ドクターズガイド

病気の解説

狭心症・心筋梗塞

病気・症状

動脈硬化が進んで冠動脈の血流が悪くなった状態が狭心症。さらに状態が悪化して、完全に詰まってしまった状態が心筋梗塞だ。総称して虚血性心疾患とも呼ばれる。狭心症の場合は、胸の圧迫感や痛みなど一時的な発作で済む場合が多いが、心筋梗塞を起こすと失神するような激しい痛みに襲われ、最悪の場合は心臓が停止し、死に至る危険がある。狭心症の発作が30分以上続くときは心筋梗塞の疑いがある。また発作が頻繁に起きる場合は心筋梗塞のなりかかりと考えられるため救急対応が必要になる。

検査・治療

診断のための検査には様々なものがあるが、狭心症であれば発作時の心電図が一番確実なため、体に心電図の電極をつけた状態で踏み台やベルトコンベア等によって体を動かし、運動時の心電図を診る運動負荷テストを行う。ほか24時間の心電図を連続して記録するホルダー心電図法もある。狭心症・心筋梗塞共に確定診断で最も重要なのは、冠動脈造影検査(カテーテル検査)だ。これは手や足の血管の中からカテーテル(細いチューブ)を挿入し、造影剤を流しながら、X線透視で冠動脈の状態を撮影する検査で、閉塞している場所や狭くなっている場所を見つけ出すことができる。

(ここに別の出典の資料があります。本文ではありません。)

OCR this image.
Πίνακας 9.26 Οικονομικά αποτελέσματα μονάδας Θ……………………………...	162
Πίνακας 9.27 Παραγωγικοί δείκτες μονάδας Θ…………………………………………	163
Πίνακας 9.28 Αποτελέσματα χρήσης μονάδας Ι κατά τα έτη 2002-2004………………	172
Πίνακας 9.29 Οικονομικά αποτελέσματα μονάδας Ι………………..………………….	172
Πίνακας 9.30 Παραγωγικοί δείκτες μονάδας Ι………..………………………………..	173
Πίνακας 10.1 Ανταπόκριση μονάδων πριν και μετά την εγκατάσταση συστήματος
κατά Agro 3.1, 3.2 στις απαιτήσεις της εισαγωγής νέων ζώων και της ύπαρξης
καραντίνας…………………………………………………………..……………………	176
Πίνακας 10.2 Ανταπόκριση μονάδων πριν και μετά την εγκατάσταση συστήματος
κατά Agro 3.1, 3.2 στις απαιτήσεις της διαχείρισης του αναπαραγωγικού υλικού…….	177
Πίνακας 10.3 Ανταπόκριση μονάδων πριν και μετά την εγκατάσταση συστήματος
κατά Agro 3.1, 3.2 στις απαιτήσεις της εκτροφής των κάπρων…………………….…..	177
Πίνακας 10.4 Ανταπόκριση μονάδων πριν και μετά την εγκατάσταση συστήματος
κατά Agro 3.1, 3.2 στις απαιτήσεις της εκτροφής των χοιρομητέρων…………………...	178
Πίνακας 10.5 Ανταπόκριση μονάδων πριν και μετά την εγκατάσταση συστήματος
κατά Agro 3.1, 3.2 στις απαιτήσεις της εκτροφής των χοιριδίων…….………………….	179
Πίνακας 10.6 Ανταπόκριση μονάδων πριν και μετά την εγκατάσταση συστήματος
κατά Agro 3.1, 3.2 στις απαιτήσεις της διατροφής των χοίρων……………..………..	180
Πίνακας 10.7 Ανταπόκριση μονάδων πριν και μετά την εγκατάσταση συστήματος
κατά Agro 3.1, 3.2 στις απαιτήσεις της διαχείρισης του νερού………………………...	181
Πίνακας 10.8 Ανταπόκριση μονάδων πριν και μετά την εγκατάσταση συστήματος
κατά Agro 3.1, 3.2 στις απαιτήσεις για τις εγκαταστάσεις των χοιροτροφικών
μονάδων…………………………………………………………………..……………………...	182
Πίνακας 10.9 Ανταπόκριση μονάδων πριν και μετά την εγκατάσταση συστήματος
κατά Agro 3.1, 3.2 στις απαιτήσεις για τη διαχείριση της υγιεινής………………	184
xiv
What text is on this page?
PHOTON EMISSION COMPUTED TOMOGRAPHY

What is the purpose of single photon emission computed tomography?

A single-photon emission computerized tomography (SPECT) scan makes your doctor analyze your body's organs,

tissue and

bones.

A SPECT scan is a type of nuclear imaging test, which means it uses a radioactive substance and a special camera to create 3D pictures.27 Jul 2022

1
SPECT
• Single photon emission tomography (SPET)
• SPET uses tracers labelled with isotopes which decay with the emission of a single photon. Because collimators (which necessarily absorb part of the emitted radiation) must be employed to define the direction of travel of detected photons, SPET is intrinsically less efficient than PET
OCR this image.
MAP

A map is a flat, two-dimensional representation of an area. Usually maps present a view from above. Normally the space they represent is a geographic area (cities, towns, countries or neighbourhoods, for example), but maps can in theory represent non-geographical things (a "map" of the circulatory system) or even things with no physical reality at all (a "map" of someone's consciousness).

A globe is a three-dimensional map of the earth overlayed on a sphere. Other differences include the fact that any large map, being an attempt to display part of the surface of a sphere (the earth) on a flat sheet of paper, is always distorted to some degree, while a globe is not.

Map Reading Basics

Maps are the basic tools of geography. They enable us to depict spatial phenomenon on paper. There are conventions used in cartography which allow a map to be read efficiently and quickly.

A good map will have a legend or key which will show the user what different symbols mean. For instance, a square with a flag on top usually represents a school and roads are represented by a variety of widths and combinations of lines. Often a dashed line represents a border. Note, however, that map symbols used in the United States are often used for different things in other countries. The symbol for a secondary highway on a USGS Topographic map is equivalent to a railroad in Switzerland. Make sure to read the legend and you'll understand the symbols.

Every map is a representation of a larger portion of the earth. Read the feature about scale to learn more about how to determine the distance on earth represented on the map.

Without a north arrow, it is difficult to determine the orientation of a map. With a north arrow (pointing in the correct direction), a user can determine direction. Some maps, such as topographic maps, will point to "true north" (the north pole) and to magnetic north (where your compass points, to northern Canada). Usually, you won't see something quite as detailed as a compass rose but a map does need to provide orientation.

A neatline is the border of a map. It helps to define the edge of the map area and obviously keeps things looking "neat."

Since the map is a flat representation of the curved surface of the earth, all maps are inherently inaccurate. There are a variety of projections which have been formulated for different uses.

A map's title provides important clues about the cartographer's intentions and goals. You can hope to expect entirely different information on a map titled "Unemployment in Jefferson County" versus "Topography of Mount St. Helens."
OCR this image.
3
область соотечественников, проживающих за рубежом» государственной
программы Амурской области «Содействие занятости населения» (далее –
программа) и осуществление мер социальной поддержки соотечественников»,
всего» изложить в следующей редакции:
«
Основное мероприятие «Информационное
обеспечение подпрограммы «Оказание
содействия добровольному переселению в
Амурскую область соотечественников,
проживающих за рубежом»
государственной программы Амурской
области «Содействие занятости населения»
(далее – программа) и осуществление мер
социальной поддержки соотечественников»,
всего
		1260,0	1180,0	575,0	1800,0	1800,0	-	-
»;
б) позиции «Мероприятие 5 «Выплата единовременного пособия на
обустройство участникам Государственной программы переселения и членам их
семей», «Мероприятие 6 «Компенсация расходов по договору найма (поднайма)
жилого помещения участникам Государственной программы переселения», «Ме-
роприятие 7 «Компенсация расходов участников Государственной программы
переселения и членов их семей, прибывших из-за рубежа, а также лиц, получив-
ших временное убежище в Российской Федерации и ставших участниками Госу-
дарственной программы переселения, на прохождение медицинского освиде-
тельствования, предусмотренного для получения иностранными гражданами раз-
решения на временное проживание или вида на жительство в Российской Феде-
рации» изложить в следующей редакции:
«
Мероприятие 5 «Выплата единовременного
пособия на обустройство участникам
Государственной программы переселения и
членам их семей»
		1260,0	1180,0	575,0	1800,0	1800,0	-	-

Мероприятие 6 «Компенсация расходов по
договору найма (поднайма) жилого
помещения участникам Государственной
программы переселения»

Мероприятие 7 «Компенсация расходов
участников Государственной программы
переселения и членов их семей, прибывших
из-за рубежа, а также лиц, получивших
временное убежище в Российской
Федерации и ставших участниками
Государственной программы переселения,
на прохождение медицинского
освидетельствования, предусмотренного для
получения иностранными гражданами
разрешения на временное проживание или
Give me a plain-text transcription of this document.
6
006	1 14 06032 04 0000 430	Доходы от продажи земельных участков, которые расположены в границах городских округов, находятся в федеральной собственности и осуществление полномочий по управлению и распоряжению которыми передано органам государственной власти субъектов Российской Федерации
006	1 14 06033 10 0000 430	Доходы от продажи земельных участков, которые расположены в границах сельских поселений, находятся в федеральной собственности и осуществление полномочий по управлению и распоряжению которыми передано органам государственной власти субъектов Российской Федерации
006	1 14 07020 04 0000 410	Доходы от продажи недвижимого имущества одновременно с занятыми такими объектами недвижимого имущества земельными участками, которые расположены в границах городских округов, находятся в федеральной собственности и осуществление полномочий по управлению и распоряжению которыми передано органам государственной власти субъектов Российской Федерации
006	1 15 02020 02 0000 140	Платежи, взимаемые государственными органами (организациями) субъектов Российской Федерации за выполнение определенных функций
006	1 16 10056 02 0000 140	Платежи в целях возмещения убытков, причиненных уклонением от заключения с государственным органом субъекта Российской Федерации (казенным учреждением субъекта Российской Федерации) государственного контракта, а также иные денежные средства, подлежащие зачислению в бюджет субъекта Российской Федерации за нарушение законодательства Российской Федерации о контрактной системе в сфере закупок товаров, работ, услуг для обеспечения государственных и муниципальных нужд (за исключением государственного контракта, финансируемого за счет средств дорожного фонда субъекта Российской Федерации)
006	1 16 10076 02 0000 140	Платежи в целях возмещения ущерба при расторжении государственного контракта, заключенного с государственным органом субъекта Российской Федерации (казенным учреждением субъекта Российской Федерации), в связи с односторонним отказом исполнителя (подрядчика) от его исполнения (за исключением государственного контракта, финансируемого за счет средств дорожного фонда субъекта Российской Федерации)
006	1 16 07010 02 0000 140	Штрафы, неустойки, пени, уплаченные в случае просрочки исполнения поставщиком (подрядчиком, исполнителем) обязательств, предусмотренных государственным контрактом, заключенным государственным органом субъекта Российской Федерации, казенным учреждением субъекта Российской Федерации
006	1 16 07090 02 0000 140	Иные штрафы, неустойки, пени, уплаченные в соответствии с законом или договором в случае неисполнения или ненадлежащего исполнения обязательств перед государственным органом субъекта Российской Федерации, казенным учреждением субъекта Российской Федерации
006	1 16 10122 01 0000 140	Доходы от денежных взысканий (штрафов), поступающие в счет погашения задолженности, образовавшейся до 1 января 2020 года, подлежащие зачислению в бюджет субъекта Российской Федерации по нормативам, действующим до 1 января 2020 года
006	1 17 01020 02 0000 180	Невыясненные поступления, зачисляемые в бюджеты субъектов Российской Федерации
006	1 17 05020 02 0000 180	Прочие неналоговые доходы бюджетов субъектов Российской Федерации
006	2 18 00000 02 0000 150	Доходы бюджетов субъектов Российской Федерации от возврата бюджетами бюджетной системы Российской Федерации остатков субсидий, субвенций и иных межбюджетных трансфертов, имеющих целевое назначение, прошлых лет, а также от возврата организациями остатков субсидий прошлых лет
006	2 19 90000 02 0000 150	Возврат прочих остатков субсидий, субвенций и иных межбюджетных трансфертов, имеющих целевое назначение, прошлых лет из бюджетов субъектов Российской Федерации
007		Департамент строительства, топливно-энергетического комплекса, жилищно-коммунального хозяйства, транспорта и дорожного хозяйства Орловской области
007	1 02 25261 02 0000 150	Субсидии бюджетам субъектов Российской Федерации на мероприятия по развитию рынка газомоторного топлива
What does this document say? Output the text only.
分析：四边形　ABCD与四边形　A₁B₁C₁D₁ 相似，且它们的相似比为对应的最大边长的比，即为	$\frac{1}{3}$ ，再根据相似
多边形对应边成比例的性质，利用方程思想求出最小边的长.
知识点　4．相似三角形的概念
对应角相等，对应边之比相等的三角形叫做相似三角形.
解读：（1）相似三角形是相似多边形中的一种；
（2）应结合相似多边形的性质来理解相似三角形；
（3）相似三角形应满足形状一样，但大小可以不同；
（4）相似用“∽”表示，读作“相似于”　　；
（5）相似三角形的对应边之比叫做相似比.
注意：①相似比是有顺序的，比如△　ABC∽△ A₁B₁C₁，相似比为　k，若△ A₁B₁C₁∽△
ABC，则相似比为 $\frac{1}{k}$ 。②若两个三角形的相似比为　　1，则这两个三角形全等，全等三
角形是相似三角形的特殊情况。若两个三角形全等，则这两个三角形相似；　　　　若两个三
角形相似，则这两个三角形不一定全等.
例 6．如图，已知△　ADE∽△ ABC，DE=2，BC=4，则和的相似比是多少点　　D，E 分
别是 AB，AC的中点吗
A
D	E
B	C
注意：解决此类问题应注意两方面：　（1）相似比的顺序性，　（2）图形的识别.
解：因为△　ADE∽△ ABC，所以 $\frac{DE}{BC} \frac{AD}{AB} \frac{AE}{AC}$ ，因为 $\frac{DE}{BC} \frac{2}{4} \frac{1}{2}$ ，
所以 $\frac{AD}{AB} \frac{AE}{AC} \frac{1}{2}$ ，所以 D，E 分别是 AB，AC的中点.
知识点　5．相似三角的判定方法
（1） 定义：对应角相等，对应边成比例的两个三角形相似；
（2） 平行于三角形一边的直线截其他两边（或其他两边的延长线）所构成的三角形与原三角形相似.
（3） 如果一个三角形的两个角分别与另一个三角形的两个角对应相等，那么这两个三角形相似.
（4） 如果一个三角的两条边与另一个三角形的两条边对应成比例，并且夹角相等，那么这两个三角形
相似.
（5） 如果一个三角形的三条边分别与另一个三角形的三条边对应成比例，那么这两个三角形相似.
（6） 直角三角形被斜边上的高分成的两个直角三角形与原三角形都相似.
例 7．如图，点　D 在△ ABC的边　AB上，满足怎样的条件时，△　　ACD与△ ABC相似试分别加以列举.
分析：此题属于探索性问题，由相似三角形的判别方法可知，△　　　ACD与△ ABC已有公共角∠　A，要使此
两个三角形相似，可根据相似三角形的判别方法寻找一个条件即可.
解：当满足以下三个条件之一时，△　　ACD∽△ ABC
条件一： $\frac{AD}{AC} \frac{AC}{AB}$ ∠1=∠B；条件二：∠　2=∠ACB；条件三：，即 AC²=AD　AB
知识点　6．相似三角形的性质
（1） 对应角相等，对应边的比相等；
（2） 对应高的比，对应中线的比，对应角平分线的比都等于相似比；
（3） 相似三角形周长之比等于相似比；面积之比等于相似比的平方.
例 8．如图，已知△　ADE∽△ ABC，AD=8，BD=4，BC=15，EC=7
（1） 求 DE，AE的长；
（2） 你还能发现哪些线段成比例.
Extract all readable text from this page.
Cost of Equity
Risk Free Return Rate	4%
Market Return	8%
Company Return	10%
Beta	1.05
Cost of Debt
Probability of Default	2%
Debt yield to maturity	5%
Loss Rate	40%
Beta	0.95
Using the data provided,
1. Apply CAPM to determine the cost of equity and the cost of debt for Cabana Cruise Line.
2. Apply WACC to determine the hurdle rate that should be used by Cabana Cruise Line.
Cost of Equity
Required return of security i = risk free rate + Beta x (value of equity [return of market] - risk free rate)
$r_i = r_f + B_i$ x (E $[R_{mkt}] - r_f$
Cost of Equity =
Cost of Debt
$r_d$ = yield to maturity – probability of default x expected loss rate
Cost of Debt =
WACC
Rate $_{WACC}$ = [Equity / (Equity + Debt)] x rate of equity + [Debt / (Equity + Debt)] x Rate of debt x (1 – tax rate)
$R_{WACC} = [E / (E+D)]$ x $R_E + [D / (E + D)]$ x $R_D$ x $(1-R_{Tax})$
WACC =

治療は、病気の要因となる生活習慣の改善、冠動脈の中に血栓ができにくくする血小板凝集抑制剤等を投与する薬物治療、狭くなったり閉塞した血管に再び血流を取り戻す血行再建術の3本柱で行う、血行再建術にはカテーテルを使って血管の中から治療するPCIという方法と、外科手術によってバイパス血管(グラフト)を血管外から設置する冠動脈バイパス術とがある。PCIにするかバイパス術にするかの選択は、狭窄の仕方、詰まっている血管の数や場所、患者の年令や社会的背景等を考慮して決められる。

ドクター・病院選びのポイント

自分に合ったベストの治療を受けるには、心臓外科医、循環器内科医、麻酔科医等が連携して治療法を決定する、集学的なチーム医療を行っている病院が望ましい。そして術前には、治療法の検討結果をすべて患者に伝え、納得の上で進めてくれる医師を選びたい。また手術も重要だが、術後の管理も大切なので、それらの説明もきちんとしてくれる医師・病院は信頼できる。